Die EU habe die Möglichkeit geschaffen, wirksam gegen Verbraucherärgernisse wie unzureichende Bandbreiten und unzulässige Abbuchungen über Handyrechnungen vorzugehen, erklärten die Grünen. Die EU-Verordnung gilt seit April vergangenen Jahres in allen Mitgliedstaaten unmittelbar. Mit der Änderung des Telekommunikationsgesetzes will die Regierung jetzt die Sanktionen bei Verstößen regeln und die Bundesnetzagentur zur Kontrollbehörde machen.

Dieser Aufgabe kann die Bundesnetzagentur nach Auffassung der Grünen aber nicht gerecht werden, da sich die geplanten Sanktionen nur auf Teile der EU-Verordnung beziehen. So seien etwa keine Bußgelder vorgesehen, wenn Internetanbieter die vertraglich zugesicherten Bandbreiten nicht liefern. Um diese Praxis zu beenden, seien "wirksame und abschreckende Sanktionen" wie pauschalisierte Schadenersatzansprüche oder ein Sonderkündigungsrecht nötig, erklärte die Grünen-Politikerin Tabea Rößner.

Nachbesserungen fordern die Grünen auch bei der Netzneutralität, also der Gleichbehandlung von Daten bei der Übertragung. Hier habe die Bundesregierung eine "vernünftige Anwendung verschlafen", erklärte Grünen-Internetexperte Konstantin von Notz. Ein Angebot der Telekom zeige die Gefahren der "Marktmacht großer Anbieter": Das Unternehmen bietet seinen Kunden an, unterwegs Musik und Videos zu streamen, ohne dass dies auf ihre gebuchte Datenmenge angerechnet wird.

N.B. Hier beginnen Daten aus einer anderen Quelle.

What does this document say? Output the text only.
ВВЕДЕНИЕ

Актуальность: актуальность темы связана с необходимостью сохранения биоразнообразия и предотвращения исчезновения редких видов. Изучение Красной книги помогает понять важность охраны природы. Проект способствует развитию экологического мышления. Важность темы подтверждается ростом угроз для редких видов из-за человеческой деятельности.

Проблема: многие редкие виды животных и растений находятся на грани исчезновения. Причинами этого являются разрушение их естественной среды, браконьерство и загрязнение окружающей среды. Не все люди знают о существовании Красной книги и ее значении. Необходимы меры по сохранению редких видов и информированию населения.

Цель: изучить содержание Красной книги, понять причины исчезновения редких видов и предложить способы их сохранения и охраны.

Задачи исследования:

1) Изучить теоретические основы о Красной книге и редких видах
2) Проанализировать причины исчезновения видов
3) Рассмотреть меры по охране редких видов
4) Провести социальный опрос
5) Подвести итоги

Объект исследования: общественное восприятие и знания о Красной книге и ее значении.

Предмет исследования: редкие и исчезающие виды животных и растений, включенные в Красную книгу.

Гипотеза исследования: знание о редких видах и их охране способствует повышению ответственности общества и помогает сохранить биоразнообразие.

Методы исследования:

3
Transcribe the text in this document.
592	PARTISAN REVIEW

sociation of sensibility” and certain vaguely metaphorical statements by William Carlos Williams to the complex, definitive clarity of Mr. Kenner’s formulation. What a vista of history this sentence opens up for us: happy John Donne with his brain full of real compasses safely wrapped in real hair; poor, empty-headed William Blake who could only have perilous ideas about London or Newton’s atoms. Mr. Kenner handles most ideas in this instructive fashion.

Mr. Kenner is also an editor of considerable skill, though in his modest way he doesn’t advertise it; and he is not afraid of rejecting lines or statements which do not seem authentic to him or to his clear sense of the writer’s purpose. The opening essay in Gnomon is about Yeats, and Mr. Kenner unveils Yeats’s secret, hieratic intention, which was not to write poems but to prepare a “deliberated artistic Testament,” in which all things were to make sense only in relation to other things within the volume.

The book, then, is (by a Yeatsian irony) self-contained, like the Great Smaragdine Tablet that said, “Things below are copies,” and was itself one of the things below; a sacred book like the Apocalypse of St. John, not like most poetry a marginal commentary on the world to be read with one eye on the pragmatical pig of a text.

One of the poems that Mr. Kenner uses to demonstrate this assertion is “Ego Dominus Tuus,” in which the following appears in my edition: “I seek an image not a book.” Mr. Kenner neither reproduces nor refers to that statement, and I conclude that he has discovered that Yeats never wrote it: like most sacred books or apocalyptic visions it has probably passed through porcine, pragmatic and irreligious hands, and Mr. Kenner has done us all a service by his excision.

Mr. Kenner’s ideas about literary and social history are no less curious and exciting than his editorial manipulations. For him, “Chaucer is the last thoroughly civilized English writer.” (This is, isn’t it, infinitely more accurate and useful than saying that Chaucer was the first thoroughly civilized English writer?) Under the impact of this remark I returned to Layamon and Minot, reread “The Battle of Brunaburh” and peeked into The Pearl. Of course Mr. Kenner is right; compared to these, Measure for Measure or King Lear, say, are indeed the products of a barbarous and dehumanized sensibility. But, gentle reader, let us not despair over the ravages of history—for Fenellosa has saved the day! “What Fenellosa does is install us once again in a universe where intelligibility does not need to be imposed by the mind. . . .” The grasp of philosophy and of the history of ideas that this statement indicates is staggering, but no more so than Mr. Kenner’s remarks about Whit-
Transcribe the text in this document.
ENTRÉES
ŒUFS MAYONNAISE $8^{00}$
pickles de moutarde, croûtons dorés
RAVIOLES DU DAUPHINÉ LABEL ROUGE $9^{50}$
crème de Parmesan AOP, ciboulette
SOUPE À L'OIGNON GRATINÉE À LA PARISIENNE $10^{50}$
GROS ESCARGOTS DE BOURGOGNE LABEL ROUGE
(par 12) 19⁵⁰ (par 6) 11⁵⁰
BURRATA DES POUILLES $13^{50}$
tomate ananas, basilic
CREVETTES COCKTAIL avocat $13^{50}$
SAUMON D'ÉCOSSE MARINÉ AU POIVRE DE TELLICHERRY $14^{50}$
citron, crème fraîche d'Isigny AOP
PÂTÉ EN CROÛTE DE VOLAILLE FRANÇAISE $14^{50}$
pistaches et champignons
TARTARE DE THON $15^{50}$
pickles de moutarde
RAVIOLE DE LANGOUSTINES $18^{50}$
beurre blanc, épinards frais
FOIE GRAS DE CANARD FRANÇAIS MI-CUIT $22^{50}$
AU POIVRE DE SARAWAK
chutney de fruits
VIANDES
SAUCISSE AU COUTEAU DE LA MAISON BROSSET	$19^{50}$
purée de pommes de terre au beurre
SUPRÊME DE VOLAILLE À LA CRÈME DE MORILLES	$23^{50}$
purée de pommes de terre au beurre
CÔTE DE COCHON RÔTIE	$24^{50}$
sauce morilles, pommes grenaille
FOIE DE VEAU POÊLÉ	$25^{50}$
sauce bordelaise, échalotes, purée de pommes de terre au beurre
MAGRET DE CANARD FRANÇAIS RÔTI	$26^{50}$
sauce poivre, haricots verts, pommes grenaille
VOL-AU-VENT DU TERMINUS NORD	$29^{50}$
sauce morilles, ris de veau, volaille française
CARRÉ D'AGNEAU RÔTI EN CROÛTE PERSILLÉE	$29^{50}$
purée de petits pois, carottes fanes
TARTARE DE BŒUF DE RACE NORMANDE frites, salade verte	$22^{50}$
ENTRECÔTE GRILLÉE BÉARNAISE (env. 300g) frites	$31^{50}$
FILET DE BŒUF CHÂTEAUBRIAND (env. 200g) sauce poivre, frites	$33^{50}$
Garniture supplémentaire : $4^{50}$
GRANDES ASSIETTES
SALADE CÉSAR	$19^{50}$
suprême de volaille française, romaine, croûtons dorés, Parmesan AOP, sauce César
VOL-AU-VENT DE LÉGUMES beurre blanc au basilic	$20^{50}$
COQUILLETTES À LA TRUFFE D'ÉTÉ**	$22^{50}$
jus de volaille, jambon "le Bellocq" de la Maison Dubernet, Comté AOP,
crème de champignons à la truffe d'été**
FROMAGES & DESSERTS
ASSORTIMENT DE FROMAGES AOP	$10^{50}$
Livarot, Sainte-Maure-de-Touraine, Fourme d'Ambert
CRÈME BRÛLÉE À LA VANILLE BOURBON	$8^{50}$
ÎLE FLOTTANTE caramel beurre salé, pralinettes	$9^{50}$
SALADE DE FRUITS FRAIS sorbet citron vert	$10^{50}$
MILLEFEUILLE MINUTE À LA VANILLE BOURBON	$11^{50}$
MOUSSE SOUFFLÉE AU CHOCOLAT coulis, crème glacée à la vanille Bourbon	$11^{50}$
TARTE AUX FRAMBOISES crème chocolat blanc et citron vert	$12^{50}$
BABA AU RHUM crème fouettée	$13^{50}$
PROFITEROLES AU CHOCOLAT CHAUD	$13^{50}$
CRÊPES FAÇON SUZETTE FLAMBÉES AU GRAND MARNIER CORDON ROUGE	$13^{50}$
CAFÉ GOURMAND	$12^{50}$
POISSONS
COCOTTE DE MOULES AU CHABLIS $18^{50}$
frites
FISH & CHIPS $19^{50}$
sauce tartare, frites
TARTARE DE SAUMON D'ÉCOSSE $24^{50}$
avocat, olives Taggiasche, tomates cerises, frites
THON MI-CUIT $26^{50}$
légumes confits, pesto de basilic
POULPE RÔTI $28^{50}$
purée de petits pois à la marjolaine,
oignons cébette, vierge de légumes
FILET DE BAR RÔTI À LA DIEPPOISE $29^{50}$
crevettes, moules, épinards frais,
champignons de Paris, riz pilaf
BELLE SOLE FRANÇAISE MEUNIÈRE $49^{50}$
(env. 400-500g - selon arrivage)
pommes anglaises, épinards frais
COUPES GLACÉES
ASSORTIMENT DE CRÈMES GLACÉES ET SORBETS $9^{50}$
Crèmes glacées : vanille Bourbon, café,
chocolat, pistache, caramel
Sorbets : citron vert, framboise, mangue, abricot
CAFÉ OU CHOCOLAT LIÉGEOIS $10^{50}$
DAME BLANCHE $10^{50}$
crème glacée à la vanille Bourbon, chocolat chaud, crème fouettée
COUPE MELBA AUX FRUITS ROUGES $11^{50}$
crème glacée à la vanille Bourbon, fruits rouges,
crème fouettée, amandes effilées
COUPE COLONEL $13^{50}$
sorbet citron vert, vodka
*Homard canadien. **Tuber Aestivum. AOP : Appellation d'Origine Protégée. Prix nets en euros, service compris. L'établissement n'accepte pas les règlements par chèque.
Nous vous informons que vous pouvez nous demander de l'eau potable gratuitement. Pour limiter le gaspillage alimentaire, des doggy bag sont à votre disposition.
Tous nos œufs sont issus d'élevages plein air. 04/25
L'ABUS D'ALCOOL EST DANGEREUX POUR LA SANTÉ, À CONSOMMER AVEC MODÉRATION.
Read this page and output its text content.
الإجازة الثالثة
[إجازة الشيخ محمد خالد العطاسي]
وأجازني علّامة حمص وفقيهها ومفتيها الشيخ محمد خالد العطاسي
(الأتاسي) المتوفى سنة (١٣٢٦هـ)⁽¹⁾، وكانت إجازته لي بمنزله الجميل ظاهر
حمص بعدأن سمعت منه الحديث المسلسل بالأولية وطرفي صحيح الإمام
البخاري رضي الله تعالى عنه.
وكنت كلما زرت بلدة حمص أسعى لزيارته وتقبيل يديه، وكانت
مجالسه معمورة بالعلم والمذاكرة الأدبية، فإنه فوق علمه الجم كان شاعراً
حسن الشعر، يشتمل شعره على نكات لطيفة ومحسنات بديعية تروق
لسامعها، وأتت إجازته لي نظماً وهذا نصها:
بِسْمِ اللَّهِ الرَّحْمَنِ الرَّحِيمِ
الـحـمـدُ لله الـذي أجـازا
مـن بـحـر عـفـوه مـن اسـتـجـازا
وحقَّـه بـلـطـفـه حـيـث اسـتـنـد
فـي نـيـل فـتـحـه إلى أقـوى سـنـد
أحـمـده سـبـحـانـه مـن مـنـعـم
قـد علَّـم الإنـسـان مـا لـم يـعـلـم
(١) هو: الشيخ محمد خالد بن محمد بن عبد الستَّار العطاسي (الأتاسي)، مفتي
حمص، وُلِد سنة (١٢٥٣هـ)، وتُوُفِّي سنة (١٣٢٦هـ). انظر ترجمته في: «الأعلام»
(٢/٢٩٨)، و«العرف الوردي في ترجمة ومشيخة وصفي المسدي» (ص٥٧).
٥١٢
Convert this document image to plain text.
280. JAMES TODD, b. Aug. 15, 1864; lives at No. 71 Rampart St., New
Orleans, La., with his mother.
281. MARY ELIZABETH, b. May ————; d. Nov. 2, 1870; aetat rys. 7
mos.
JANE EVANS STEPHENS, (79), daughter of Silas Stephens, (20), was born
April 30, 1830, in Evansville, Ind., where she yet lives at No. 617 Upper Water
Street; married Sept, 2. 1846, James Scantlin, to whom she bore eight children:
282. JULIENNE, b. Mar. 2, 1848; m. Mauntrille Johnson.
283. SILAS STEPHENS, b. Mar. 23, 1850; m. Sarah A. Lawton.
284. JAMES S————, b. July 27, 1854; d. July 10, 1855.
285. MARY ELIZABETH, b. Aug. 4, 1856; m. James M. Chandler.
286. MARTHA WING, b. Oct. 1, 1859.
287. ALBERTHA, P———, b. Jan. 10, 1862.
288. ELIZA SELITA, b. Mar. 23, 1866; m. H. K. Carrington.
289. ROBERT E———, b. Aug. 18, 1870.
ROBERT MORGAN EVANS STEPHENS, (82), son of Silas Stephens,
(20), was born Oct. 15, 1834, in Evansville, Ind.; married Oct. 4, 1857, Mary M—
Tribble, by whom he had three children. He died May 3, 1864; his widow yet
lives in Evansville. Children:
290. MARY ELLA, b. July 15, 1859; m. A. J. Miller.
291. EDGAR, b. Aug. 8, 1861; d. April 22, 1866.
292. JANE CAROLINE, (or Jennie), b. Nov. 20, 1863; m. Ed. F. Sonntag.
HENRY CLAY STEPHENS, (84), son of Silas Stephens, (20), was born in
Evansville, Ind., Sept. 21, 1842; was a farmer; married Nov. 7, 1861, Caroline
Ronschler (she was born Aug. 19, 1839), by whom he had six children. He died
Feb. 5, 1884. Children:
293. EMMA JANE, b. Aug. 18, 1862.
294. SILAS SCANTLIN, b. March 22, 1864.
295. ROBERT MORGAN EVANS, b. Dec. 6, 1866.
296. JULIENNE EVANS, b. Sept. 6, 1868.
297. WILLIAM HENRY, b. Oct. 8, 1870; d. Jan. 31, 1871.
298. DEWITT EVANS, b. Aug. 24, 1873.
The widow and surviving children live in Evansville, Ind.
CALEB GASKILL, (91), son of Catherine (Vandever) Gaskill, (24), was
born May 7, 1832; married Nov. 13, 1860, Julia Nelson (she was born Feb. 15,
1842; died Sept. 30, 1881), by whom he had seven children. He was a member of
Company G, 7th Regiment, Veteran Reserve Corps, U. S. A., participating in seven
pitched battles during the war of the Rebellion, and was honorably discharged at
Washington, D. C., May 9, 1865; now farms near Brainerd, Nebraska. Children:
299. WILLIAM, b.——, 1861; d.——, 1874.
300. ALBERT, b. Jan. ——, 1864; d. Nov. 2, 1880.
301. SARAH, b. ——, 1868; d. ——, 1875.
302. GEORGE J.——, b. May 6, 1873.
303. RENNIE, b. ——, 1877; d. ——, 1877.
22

Die Grünen kritisieren außerdem, dass der Gesetzentwurf keine voreingestellte Drittanbietersperre bei Abrechnungen über das Handy vorsieht. Zahlreiche Verbraucher seien in der Vergangenheit von unzulässigen Abbuchungen etwa durch Klingeltöne betroffen gewesen. Mit einer Voreinstellung, die die Nutzer leicht wieder aufheben oder anpassen könnten, ließe sich diese Gefahr minimieren. Die Mindestlaufzeit für Handyverträge sollte nach Ansicht der Grünen außerdem auf zwölf Monate gesenkt werden.